In terms of determining appropriate checklists and rating scales for direct observation of procedural skills, one issue is the degree to which these instruments should be structured. Studies in which the use of checklists and the use of global rating scales were compared in the context of standardized patient examinations have shown global ratings to be more reliable, suggesting that some degree of flexibility improves reliability. For the assessment of procedural skills, however, which are perhaps more mechanistic than other clinical skills, a structured approach may be required.
In a survey of a small group of anesthetists, Greaves and Grant  found that assessment of procedural skills, as opposed to more general clinical skills, is more effective when structured observations are made and the tasks are broken down into their components. Another variation of direct observation of procedural skills is the integrated procedural performance instrument. With that method, candidates are observed remotely with a video camera by assessors who collect data on the performance and send it to the supervising clinician. The main advantage of the integrated procedural performance instrument is that observing each performance remotely minimizes the effect that direct observation can have in altering the performance of a trainee owing to anxiety. Therefore, the assessment more closely approximates clinical reality. It is, however, highly resource intensive .

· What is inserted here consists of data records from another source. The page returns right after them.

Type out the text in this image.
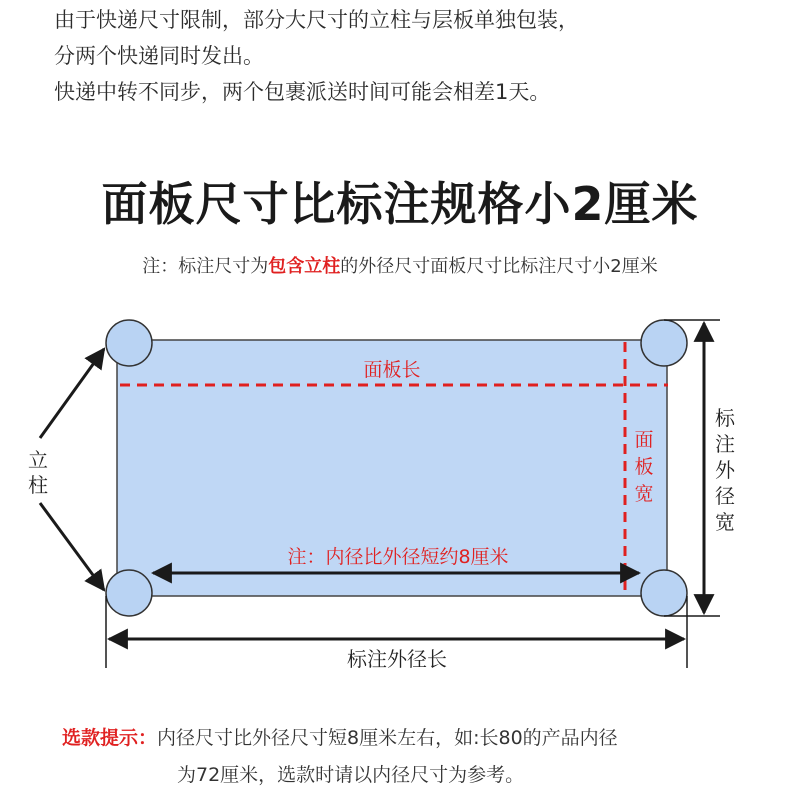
由于快递尺寸限制，部分大尺寸的立柱与层板单独包装，
分两个快递同时发出。
快递中转不同步，两个包裹派送时间可能会相差1天。
面板尺寸比标注规格小2厘米
注：标注尺寸为包含立柱的外径尺寸面板尺寸比标注尺寸小2厘米
面板长
面
板
宽
注：内径比外径短约8厘米
立
柱
标
注
外
径
宽
标注外径长
选款提示：内径尺寸比外径尺寸短8厘米左右，如:长80的产品内径
为72厘米，选款时请以内径尺寸为参考。
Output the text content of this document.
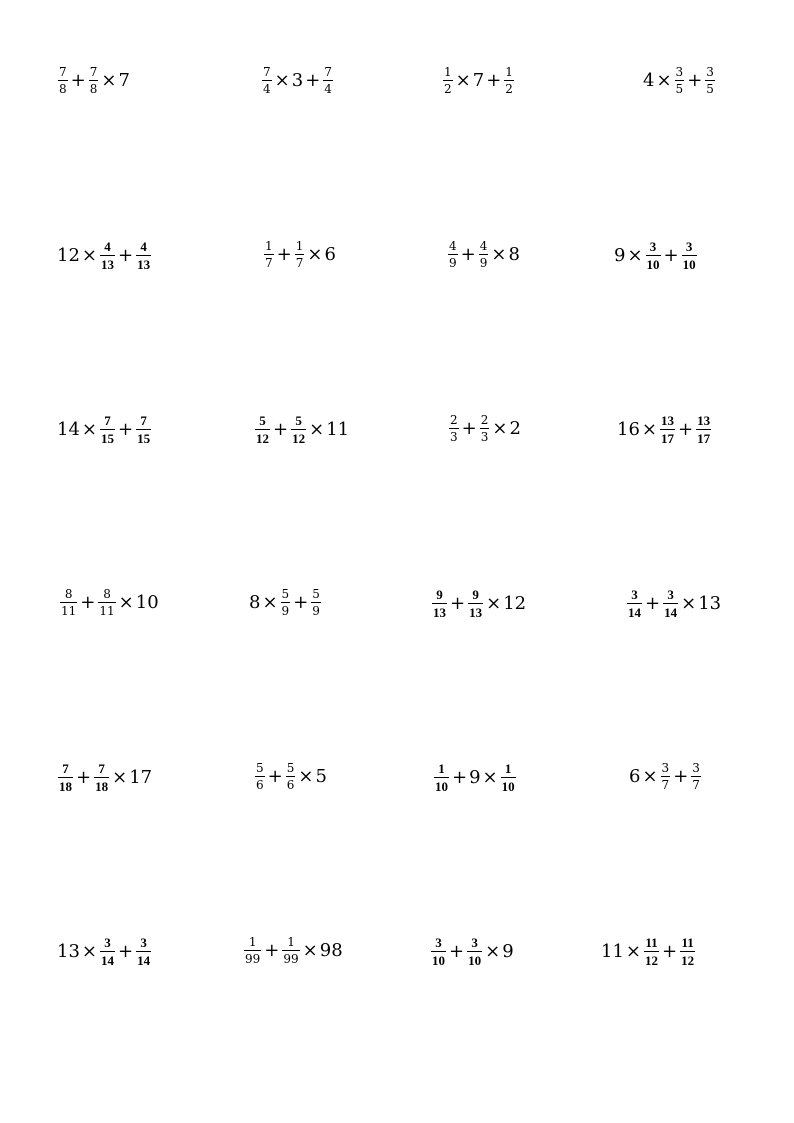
$\frac{7}{8} + \frac{7}{8} \times 7$	$\frac{7}{4} \times 3 + \frac{7}{4}$	$\frac{1}{2} \times 7 + \frac{1}{2}$	$4 \times \frac{3}{5} + \frac{3}{5}$
$12 \times \frac{4}{13} + \frac{4}{13}$	$\frac{1}{7} + \frac{1}{7} \times 6$	$\frac{4}{9} + \frac{4}{9} \times 8$	$9 \times \frac{3}{10} + \frac{3}{10}$
$14 \times \frac{7}{15} + \frac{7}{15}$	$\frac{5}{12} + \frac{5}{12} \times 11$	$\frac{2}{3} + \frac{2}{3} \times 2$	$16 \times \frac{13}{17} + \frac{13}{17}$
$\frac{8}{11} + \frac{8}{11} \times 10$	$8 \times \frac{5}{9} + \frac{5}{9}$	$\frac{9}{13} + \frac{9}{13} \times 12$	$\frac{3}{14} + \frac{3}{14} \times 13$
$\frac{7}{18} + \frac{7}{18} \times 17$	$\frac{5}{6} + \frac{5}{6} \times 5$	$\frac{1}{10} + 9 \times \frac{1}{10}$	$6 \times \frac{3}{7} + \frac{3}{7}$
$13 \times \frac{3}{14} + \frac{3}{14}$	$\frac{1}{99} + \frac{1}{99} \times 98$	$\frac{3}{10} + \frac{3}{10} \times 9$	$11 \times \frac{11}{12} + \frac{11}{12}$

The resident chooses the timing, procedure, and assessor for the assessment and is responsible for ensuring completion of the required number of assessments. Direct observation of procedural skills is performed according to the steps developed for radiology. The steps in the procedure are observed by a faculty member and scored as feedback for formative assessment. The procedures are selected according to the time required to perform them and according to the level of training of the resident. Second-year residents may be required to perform drainage procedures, and residents in the third year and above may perform core biopsies. The time required for these procedures ranges from 20 to 30 minutes.
In direct observation of procedural skills, residents may perform the following imaging-guided procedures: diagnostic aspiration of ascites and pleural effusion; catheter placement for ascites; therapeutic aspiration of pleural effusion; aspiration of liver abscess; catheter placement for postoperative collection; fine-needle aspiration of superficial organs (thyroid and lymph nodes) for cytologic evaluation; lumbar puncture under fluoroscopic guidance; liver biopsy; prostate biopsy; and breast biopsy.

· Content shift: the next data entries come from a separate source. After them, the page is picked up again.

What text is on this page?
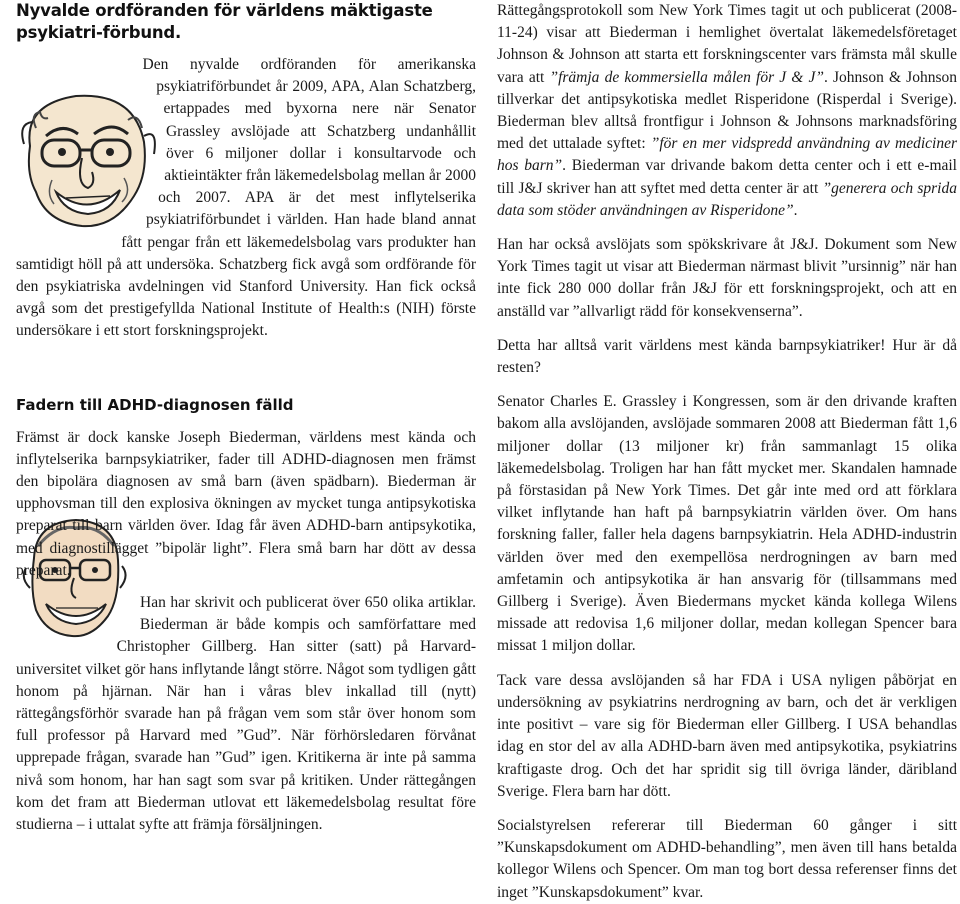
Nyvalde ordföranden för världens mäktigaste psykiatri-förbund.

Den nyvalde ordföranden för amerikanska psykiatriförbundet år 2009, APA, Alan Schatzberg, ertappades med byxorna nere när Senator Grassley avslöjade att Schatzberg undanhållit över 6 miljoner dollar i konsultarvode och aktieintäkter från läkemedelsbolag mellan år 2000 och 2007. APA är det mest inflytelserika psykiatriförbundet i världen. Han hade bland annat fått pengar från ett läkemedelsbolag vars produkter han samtidigt höll på att undersöka. Schatzberg fick avgå som ordförande för den psykiatriska avdelningen vid Stanford University. Han fick också avgå som det prestigefyllda National Institute of Health:s (NIH) förste undersökare i ett stort forskningsprojekt.

Fadern till ADHD-diagnosen fälld

Främst är dock kanske Joseph Biederman, världens mest kända och inflytelserika barnpsykiatriker, fader till ADHD-diagnosen men främst den bipolära diagnosen av små barn (även spädbarn). Biederman är upphovsman till den explosiva ökningen av mycket tunga antipsykotiska preparat till barn världen över. Idag får även ADHD-barn antipsykotika, med diagnostillägget ”bipolär light”. Flera små barn har dött av dessa preparat.

Han har skrivit och publicerat över 650 olika artiklar. Biederman är både kompis och samförfattare med Christopher Gillberg. Han sitter (satt) på Harvard-universitet vilket gör hans inflytande långt större. Något som tydligen gått honom på hjärnan. När han i våras blev inkallad till (nytt) rättegångsförhör svarade han på frågan vem som står över honom som full professor på Harvard med ”Gud”. När förhörsledaren förvånat upprepade frågan, svarade han ”Gud” igen. Kritikerna är inte på samma nivå som honom, har han sagt som svar på kritiken. Under rättegången kom det fram att Biederman utlovat ett läkemedelsbolag resultat före studierna – i uttalat syfte att främja försäljningen.

Rättegångsprotokoll som New York Times tagit ut och publicerat (2008-11-24) visar att Biederman i hemlighet övertalat läkemedelsföretaget Johnson & Johnson att starta ett forskningscenter vars främsta mål skulle vara att ”främja de kommersiella målen för J & J”. Johnson & Johnson tillverkar det antipsykotiska medlet Risperidone (Risperdal i Sverige). Biederman blev alltså frontfigur i Johnson & Johnsons marknadsföring med det uttalade syftet: ”för en mer vidspredd användning av mediciner hos barn”. Biederman var drivande bakom detta center och i ett e-mail till J&J skriver han att syftet med detta center är att ”generera och sprida data som stöder användningen av Risperidone”.

Han har också avslöjats som spökskrivare åt J&J. Dokument som New York Times tagit ut visar att Biederman närmast blivit ”ursinnig” när han inte fick 280 000 dollar från J&J för ett forskningsprojekt, och att en anställd var ”allvarligt rädd för konsekvenserna”.

Detta har alltså varit världens mest kända barnpsykiatriker! Hur är då resten?

Senator Charles E. Grassley i Kongressen, som är den drivande kraften bakom alla avslöjanden, avslöjade sommaren 2008 att Biederman fått 1,6 miljoner dollar (13 miljoner kr) från sammanlagt 15 olika läkemedelsbolag. Troligen har han fått mycket mer. Skandalen hamnade på förstasidan på New York Times. Det går inte med ord att förklara vilket inflytande han haft på barnpsykiatrin världen över. Om hans forskning faller, faller hela dagens barnpsykiatrin. Hela ADHD-industrin världen över med den exempellösa nerdrogningen av barn med amfetamin och antipsykotika är han ansvarig för (tillsammans med Gillberg i Sverige). Även Biedermans mycket kända kollega Wilens missade att redovisa 1,6 miljoner dollar, medan kollegan Spencer bara missat 1 miljon dollar.

Tack vare dessa avslöjanden så har FDA i USA nyligen påbörjat en undersökning av psykiatrins nerdrogning av barn, och det är verkligen inte positivt – vare sig för Biederman eller Gillberg. I USA behandlas idag en stor del av alla ADHD-barn även med antipsykotika, psykiatrins kraftigaste drog. Och det har spridit sig till övriga länder, däribland Sverige. Flera barn har dött.

Socialstyrelsen refererar till Biederman 60 gånger i sitt ”Kunskapsdokument om ADHD-behandling”, men även till hans betalda kollegor Wilens och Spencer. Om man tog bort dessa referenser finns det inget ”Kunskapsdokument” kvar.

Feedback is given for identification of agreed strengths and areas for development. The weak areas should be overcome with further dedicated learning, observation, and practice. The sole purpose of scoring is provision of meaningful feedback. Areas of strength and those requiring further improvement are identified. Feedback must be given immediately after the assessment.
Training of assessors is important for proper evaluation and provision of feedback. The assessor must be familiar with the form developed for direct observation of procedural skills in radiology (Appendix 1)  and have expertise in the procedure being performed. The encounter should include a procedure in which a resident is normally expected to be proficient. Completion of the evaluation form should address the number of procedures the resident has completed before undergoing the assessment. The difficulty of procedure for the resident's level is scored. The assessor and resident are expected to read the guidance notes developed for the procedure. The scoring must be done with the full range of the rating scale. The rating scale has six steps because reliability deceases with the use of fewer categories . A choice of not applicable is available if a step is not part of the procedure. The scale is bipolar and has a neutral point in the middle. Labeling of steps is for ease of marking the evaluation form.
Common Errors in Rating
There are common errors in ratings, and special precautions are needed to avoid these errors. The errors include personal bias and the halo effect .

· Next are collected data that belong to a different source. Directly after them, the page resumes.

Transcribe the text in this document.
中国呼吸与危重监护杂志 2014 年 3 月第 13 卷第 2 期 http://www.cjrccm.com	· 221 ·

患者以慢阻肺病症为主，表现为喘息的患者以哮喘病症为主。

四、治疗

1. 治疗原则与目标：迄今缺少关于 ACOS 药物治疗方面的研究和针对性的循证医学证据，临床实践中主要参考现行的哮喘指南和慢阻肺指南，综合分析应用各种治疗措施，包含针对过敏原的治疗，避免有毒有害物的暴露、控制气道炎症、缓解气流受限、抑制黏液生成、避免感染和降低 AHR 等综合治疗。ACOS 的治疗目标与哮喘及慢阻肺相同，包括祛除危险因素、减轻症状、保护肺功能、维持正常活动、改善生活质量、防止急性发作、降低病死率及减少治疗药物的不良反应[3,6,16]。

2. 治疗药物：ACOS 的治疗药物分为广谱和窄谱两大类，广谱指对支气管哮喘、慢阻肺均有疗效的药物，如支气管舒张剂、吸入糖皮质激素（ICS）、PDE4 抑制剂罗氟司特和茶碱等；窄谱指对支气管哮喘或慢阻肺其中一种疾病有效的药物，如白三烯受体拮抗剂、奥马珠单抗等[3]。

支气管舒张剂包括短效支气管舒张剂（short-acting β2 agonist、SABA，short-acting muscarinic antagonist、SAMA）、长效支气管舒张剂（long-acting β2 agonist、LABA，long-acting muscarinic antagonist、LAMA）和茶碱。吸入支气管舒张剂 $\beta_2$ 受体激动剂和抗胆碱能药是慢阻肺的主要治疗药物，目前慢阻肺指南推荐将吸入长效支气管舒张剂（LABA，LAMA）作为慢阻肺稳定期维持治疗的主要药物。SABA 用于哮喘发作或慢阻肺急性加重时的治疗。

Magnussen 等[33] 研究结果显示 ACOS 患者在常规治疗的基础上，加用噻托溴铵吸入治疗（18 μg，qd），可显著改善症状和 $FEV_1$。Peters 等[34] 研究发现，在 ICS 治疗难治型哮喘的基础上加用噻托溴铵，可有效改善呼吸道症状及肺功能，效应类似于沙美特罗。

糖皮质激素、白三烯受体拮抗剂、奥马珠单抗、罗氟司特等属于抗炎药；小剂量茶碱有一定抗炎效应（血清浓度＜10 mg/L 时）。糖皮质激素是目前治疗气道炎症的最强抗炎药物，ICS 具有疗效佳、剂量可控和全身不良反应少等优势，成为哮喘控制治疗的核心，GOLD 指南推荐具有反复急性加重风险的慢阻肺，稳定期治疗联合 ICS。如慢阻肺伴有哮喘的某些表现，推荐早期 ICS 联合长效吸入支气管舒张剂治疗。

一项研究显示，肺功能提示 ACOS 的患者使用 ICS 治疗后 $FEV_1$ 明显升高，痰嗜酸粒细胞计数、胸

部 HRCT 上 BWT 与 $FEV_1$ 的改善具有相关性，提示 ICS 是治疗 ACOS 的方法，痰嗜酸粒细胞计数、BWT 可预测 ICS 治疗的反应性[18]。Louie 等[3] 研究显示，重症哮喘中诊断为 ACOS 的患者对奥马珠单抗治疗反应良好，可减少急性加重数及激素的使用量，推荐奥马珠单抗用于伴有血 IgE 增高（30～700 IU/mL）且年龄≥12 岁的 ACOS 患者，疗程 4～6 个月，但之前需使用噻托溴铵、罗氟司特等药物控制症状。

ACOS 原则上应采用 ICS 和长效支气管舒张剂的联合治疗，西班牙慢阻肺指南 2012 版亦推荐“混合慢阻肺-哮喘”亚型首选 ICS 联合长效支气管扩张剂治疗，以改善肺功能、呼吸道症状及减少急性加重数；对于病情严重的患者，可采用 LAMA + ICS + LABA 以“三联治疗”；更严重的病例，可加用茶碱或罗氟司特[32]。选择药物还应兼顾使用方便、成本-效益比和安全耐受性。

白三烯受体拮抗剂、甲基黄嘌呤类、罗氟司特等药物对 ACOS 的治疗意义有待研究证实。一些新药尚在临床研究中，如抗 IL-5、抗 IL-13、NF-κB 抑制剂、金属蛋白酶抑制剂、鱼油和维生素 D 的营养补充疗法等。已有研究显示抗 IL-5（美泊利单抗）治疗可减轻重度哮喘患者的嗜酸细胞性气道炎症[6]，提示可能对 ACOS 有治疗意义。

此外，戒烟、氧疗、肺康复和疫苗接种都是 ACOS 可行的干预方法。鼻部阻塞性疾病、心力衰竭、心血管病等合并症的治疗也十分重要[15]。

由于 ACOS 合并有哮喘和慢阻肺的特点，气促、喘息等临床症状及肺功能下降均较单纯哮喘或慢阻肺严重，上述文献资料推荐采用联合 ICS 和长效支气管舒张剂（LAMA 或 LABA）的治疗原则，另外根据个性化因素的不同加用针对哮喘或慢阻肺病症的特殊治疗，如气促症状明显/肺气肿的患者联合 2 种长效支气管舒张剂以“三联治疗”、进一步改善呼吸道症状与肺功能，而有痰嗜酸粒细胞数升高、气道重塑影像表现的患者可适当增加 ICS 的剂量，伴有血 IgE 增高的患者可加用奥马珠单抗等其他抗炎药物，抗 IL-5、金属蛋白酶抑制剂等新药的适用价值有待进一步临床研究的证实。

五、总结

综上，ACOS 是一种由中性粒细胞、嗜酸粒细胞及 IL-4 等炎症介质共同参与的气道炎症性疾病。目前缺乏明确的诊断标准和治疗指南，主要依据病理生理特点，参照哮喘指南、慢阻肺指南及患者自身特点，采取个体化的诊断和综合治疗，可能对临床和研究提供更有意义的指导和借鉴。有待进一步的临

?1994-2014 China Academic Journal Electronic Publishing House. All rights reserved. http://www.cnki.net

Personal bias—Personal bias errors occur when the rater develops a tendency to rate all residents at approximately the same position on the scale. The problem arising from such a rating is that reliable discriminations are not made because scores are close to one another. In generosity error, the rater tends to rate all at the high end of the scale. In severity error, the rater prefers the lower end of the scale for everyone. In central tendency error, the rater avoids both extremes and rates everyone as average.
Halo effect—The halo effect is a general impression influence on rating. A rater who has a good or a bad impression of the resident tends to rate high or low regardless of actual performance. Concealing identity is not possible in a performance-based evaluation. Awareness of one's personal bias and prejudice can help avoid the halo effect. Errors can be reduced by proper design and use of the assessment instruments.
The ethical issues expected to be encountered in direct observation of procedural skills in radiology include informed consent and proper explanation of the procedure. The assessment is intended to include only radiologic procedures that residents usually perform according to their level of training and education. There should never be a perception on the part of patients that they are experimental subjects. The resident and the assessor are expected to inform the patient that what is taking place is routine and that residents are performing procedures under supervision of faculty at all times. The only difference is that a formal assessment of the procedure is taking place through scoring of the performance. Patients always should have the choice not to participate.
Interrater reliability—To establish interrater reliability, two raters assess the same procedure by the same resident at the same time or an equivalent procedure performed after a time interval.
Stability and equivalence—Also known as test–retest reliability, stability and equivalence are established when a similar procedure is performed by the same resident after a time interval. The rater may be the same, and the procedure can be an equivalent one, such as aspiration of ascites and aspiration of pleural effusion.
Interitem reliability—Internal consistency refers to and is used to assess the degree of consistency among the items in a scale and among different observations used to derive a score. Most of the items selected in direct observation of procedural skills in radiology have a similar level of difficulty.
Face validity—Face validity simply means validity at face value. As a check of face validity, test items are sent to teachers to obtain suggestions for modification. Because of the vagueness and subjectivity of face validity, psychometricians abandoned this measure for a long time, but the concept has been resurrected in another form. Lacity and Jansen  define validity as making common sense, being persuasive, and seeming right to the reader.
Content validity—Content validity is used to assess whether a system measures the extent of knowledge it is intended to measure, that is, whether it contains the material that should be present for the training it is intended to impart. This type of validity is relatively easy to meet. In content validity, evidence is obtained by looking for agreement in judgments by judges. Face validity can be established by one person, but content validity should be determined by a panel.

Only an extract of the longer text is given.